Un estudio del fiscal Moyano determinó que del 11 de julio de ese mes, hasta el momento de los crímenes, Neiman sólo había dejado sin atender 5 llamadas. Esos elementos fueron sólidos para datar las muertes antes de las 22.11. Y el teléfono de Facundo Peralta se activó a las 22.12 con 14 segundos en la zona de la casa donde ocurrieron los asesinatos.

Peralta dijo que había ido a ver a un amigo al que no encontró y, al respecto, los jueces fueron contundentes: “Al debate concurrieron varios amigos de Peralta, pero ninguno de ellos aportó datos sobre el que supuestamente fue a ver y no encontró”.

También el Tribunal dijo que cuando Peralta declaró dio la sensación de “estar leyendo un libreto” y que no quiso someterse a las preguntas por consejo de su defensor. Esas respuestas podrían haber sumado algún elemento de interés, porque si bien la negativa a hacerlo no tienen peso incriminante, su relato final no “conmovió la prueba de cargo”.

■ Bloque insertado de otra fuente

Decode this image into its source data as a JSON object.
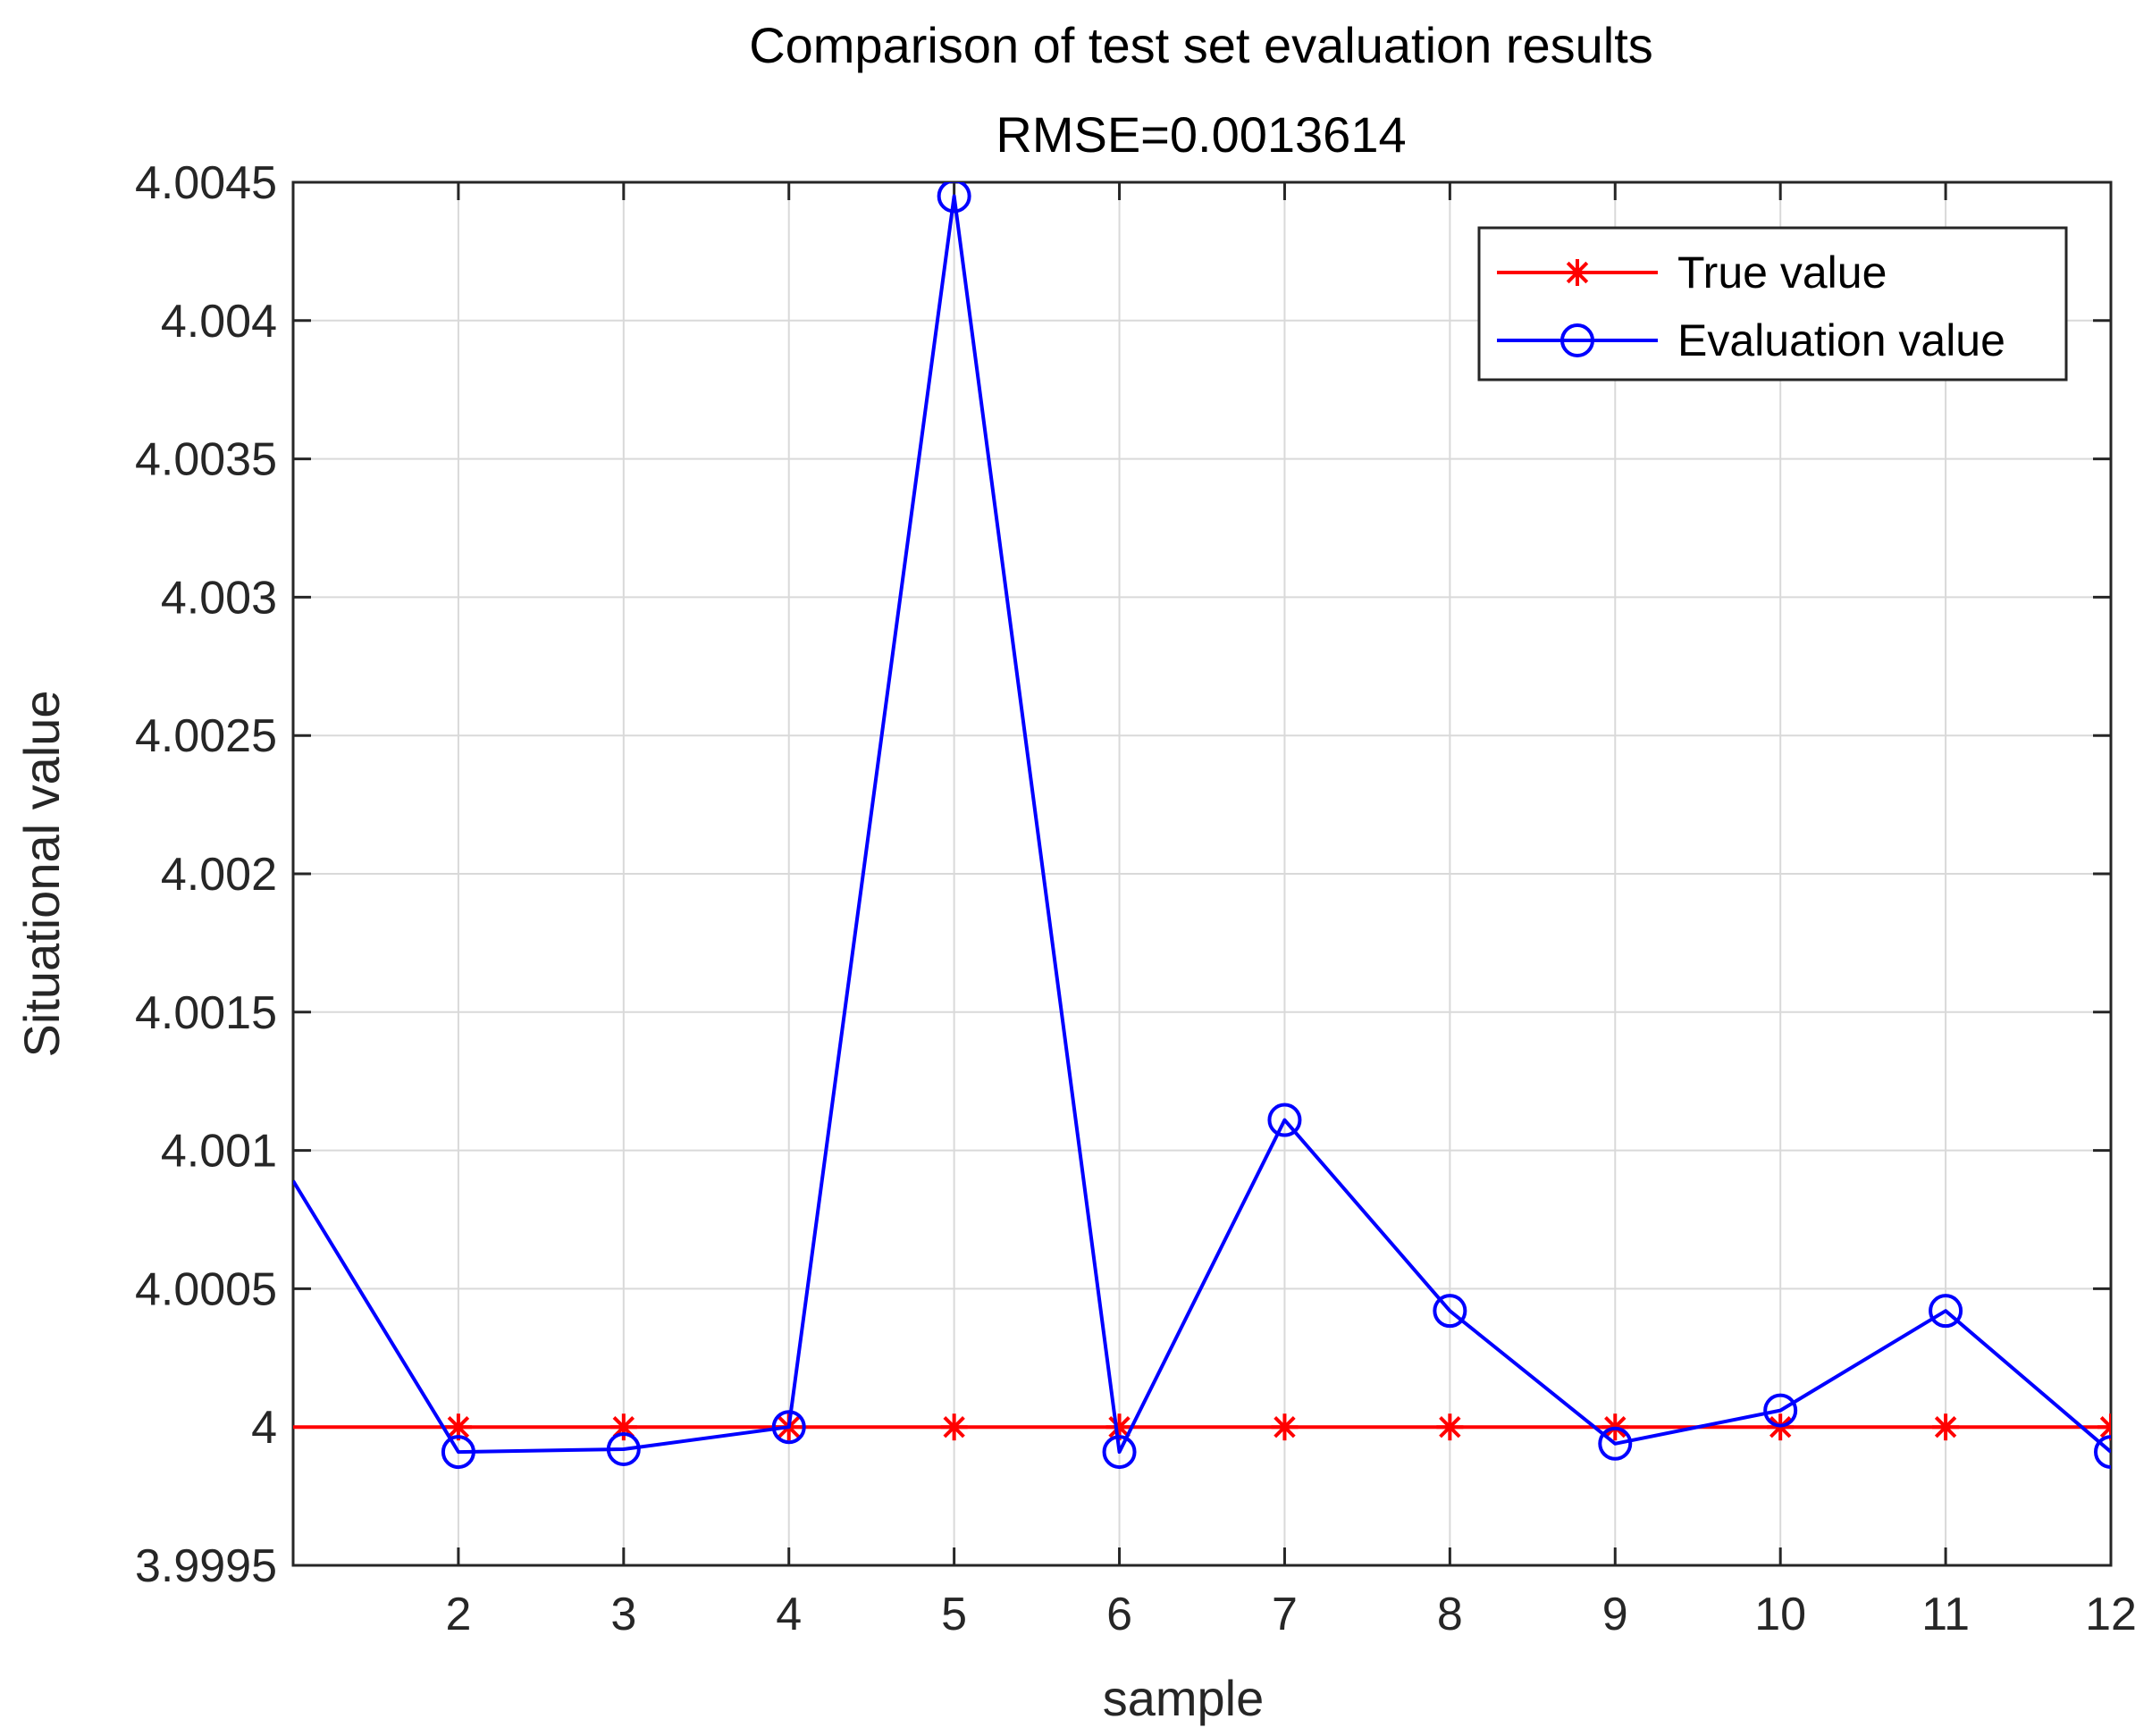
{
  "chart_data": {
    "type": "line",
    "title": "Comparison of test set evaluation results",
    "subtitle": "RMSE=0.0013614",
    "xlabel": "sample",
    "ylabel": "Situational value",
    "xlim": [
      1,
      12
    ],
    "ylim": [
      3.9995,
      4.0045
    ],
    "x": [
      1,
      2,
      3,
      4,
      5,
      6,
      7,
      8,
      9,
      10,
      11,
      12
    ],
    "xticks": [
      2,
      3,
      4,
      5,
      6,
      7,
      8,
      9,
      10,
      11,
      12
    ],
    "xtick_labels": [
      "2",
      "3",
      "4",
      "5",
      "6",
      "7",
      "8",
      "9",
      "10",
      "11",
      "12"
    ],
    "yticks": [
      3.9995,
      4.0,
      4.0005,
      4.001,
      4.0015,
      4.002,
      4.0025,
      4.003,
      4.0035,
      4.004,
      4.0045
    ],
    "ytick_labels": [
      "3.9995",
      "4",
      "4.0005",
      "4.001",
      "4.0015",
      "4.002",
      "4.0025",
      "4.003",
      "4.0035",
      "4.004",
      "4.0045"
    ],
    "grid": true,
    "legend_position": "top-right",
    "series": [
      {
        "name": "True value",
        "color": "#ff0000",
        "marker": "asterisk",
        "values": [
          4.0,
          4.0,
          4.0,
          4.0,
          4.0,
          4.0,
          4.0,
          4.0,
          4.0,
          4.0,
          4.0,
          4.0
        ]
      },
      {
        "name": "Evaluation value",
        "color": "#0000ff",
        "marker": "circle",
        "values": [
          4.00089,
          3.99991,
          3.99992,
          4.0,
          4.00445,
          3.99991,
          4.00111,
          4.00042,
          3.99994,
          4.00006,
          4.00042,
          3.99991
        ]
      }
    ]
  }
}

Además, en el fallo se hizo referencia a la actitud de Facundo Peralta de pretender comprar mercadería a nombre de su padre y cometer un fraude.

Móvil y reacciones

A lo largo del proceso, el fiscal Moyano trató de probar que entre Eduardo Peralta y Facundo Peralta había problemas surgidos de una herencia familiar. Para los jueces no fue fuerte la carga probatoria al respecto y ni siquiera aquella nota encontrada en una caja que decía, de puño y letra de Facundo, “Sos un hijo de puta”, mereció demasiada atención.

En cambio, existió la convicción en el Tribunal que existían conflictos familiares surgidos de la llegada de Piedrabuena a la vida de los Peralta.

Finalmente los jueces calificaron los delitos cometidos por Peralta como “homicidio agravado por el vínculo y por uso de arma de fuego” en relación a su padre; “homicidio agravado por el uso de arma de fuego” por el hecho de Piedrabuena; y “homicidio agravado por el uso de arma de fuego y para ocultar delitos precedentes” para con Sergio Neiman.

Momento en que Peralta salía de Tribunales tras ser condenado a prisión perpetua.

Momento en que Peralta salía de Tribunales tras ser condenado a prisión perpetua.

“No sale más… no sale más”. Entre lágrimas, con una mezcla de dolor inconmensurable y de relativa satisfacción, el padre de Sergio Neiman se desahogó junto a sus allegados apenas finalizó el juicio.

“Este hijo de puta no sale más. Es lo que necesitaba escuchar para que mi negrito pueda descansar. Pero ni así va a descansar por lo que le hizo este… Se hizo justicia. En el juicio se dijeron muchas cosas pero no había que olvidar que acá había un asesino”, dijo Neiman a los medios. Y agregó: “Yo le había prometido a mi hijo que éste no iba a salir más. Yo no pienso como él, no lo voy a matar, pero ya me voy a encargar de él. Por ahora, nos queda esta condena que nos da un poco de tranquilidad, tal vez nos ayude a vivir con un poco más de calma”.

Mientras en otro sector del sexto piso de Tribunales los allegados a Facundo Peralta también lloraban y acusaban a Bedoy de “mentiroso”.